А все попытки прорвать блокаду ничего не дадут. Зато потери увеличатся еще больше, особенно на Невском пятачке, где, на полностью простреливаемом врагом и ничем не защищенном куске берега будут пытаться создавать плацдарм для прорыва. Только в январе 43 года блокаду прорвут у кромки Ладожского озера, но снабжение не будет еще полностью восстановлено по узкому коридору, простреливаемому врагами с высот, выбить немцев с которых не получится еще долго, целый год, до самого снятия блокады в январе 44-го.

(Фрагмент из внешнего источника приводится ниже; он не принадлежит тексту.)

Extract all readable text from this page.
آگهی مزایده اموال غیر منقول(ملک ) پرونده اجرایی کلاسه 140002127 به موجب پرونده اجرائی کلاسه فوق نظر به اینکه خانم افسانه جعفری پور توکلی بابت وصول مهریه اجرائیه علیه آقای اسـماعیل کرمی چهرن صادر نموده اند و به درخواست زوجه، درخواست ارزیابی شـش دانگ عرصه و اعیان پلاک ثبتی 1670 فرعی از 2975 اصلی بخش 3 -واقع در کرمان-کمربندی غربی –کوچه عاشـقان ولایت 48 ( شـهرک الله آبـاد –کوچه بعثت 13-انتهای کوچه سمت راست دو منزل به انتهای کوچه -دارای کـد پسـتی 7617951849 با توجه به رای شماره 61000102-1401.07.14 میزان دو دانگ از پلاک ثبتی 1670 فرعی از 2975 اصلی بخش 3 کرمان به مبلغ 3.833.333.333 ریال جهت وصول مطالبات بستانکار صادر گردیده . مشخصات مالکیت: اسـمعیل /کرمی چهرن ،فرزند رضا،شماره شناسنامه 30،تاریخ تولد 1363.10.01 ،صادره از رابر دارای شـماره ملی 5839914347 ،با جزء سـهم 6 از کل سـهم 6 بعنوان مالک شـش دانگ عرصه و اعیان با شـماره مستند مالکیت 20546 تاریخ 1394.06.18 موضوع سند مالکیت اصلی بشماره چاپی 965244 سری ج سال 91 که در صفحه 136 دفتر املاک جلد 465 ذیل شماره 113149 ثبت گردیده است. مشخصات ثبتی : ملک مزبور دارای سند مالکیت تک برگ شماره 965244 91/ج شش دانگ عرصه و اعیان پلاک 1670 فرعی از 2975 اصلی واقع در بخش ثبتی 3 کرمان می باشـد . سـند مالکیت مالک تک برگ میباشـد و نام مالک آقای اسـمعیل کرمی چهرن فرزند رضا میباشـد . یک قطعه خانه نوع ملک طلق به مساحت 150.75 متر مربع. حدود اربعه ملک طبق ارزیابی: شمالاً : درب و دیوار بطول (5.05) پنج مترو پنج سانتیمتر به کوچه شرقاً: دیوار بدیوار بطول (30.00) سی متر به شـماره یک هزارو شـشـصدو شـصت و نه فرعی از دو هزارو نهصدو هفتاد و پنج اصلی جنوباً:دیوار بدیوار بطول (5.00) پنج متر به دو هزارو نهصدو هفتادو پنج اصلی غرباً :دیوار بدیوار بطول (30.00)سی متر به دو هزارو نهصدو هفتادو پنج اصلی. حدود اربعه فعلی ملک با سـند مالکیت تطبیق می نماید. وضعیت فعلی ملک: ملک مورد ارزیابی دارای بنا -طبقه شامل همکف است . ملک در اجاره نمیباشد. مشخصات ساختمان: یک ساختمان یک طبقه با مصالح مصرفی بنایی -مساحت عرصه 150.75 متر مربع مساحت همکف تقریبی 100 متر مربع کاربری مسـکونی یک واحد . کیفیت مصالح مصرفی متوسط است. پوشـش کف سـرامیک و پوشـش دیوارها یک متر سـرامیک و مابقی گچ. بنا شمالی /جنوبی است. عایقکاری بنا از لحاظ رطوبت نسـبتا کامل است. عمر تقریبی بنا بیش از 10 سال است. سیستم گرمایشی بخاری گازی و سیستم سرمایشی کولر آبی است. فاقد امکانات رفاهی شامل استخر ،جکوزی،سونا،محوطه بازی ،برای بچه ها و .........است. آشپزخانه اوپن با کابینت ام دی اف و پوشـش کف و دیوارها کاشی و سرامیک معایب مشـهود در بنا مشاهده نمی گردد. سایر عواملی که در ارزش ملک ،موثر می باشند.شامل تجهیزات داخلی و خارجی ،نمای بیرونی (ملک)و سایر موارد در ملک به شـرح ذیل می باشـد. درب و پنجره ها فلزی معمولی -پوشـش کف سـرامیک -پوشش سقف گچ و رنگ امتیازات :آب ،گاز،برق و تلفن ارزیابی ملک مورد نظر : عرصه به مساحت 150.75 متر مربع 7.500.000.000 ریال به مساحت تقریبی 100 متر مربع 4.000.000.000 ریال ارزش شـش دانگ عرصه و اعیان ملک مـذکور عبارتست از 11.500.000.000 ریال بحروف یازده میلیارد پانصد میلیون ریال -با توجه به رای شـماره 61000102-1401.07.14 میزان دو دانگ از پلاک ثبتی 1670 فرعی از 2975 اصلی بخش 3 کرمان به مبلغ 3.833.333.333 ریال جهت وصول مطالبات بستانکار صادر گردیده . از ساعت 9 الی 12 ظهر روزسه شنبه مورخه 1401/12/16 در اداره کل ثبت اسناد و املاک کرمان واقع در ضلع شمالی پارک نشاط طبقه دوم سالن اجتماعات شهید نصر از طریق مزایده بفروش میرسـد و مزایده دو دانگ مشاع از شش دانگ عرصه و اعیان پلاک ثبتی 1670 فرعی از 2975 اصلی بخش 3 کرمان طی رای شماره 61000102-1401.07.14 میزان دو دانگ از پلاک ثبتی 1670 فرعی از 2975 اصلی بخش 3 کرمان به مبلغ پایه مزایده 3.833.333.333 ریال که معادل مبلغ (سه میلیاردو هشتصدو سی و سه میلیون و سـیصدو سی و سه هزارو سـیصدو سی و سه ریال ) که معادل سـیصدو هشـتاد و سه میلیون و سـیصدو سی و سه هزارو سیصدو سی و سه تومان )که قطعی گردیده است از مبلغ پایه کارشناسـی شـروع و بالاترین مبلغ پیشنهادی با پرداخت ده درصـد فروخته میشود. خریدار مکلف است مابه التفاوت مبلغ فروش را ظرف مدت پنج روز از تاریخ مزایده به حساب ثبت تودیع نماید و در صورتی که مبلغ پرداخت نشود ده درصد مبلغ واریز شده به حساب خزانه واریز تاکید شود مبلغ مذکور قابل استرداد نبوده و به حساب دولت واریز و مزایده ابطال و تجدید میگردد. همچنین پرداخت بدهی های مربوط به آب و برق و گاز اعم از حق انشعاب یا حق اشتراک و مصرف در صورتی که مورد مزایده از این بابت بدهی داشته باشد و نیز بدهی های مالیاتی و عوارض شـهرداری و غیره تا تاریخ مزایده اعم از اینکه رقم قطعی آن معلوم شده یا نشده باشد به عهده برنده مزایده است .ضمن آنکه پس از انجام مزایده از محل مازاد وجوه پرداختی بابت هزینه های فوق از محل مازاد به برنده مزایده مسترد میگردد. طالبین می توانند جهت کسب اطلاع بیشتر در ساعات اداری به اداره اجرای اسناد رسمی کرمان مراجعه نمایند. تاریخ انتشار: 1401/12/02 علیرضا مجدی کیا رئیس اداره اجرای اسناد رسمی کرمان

А флот с огромными потерями от мин в последний момент эвакуируется из базы в Ханко и из Таллина и бесславно простоит большую часть войны в Маркизовой луже. А потеряет только в текущем году 174 корабля. И только единственная радиолокационная станция, в возможности которой никто из начальства сейчас особо не верит, поможет вовремя обнаружить самолеты противника, идущие бомбить оставшиеся от флота корабли. А немецкий летчик-ас Ганс-Ульрих Рудель 23 сентября разбомбит линкор «Марат», и от взрыва бомбы взлетит на воздух артпогреб первой башни, что приведет к полному отрыву носовой части, к разрушению надстройки и к гибели комсостава и множества матросов. Короче говоря, будет все очень плохо. И вот поэтому Александр и обратился к отцу. Потому что вся надежда что-то изменить сейчас только на него.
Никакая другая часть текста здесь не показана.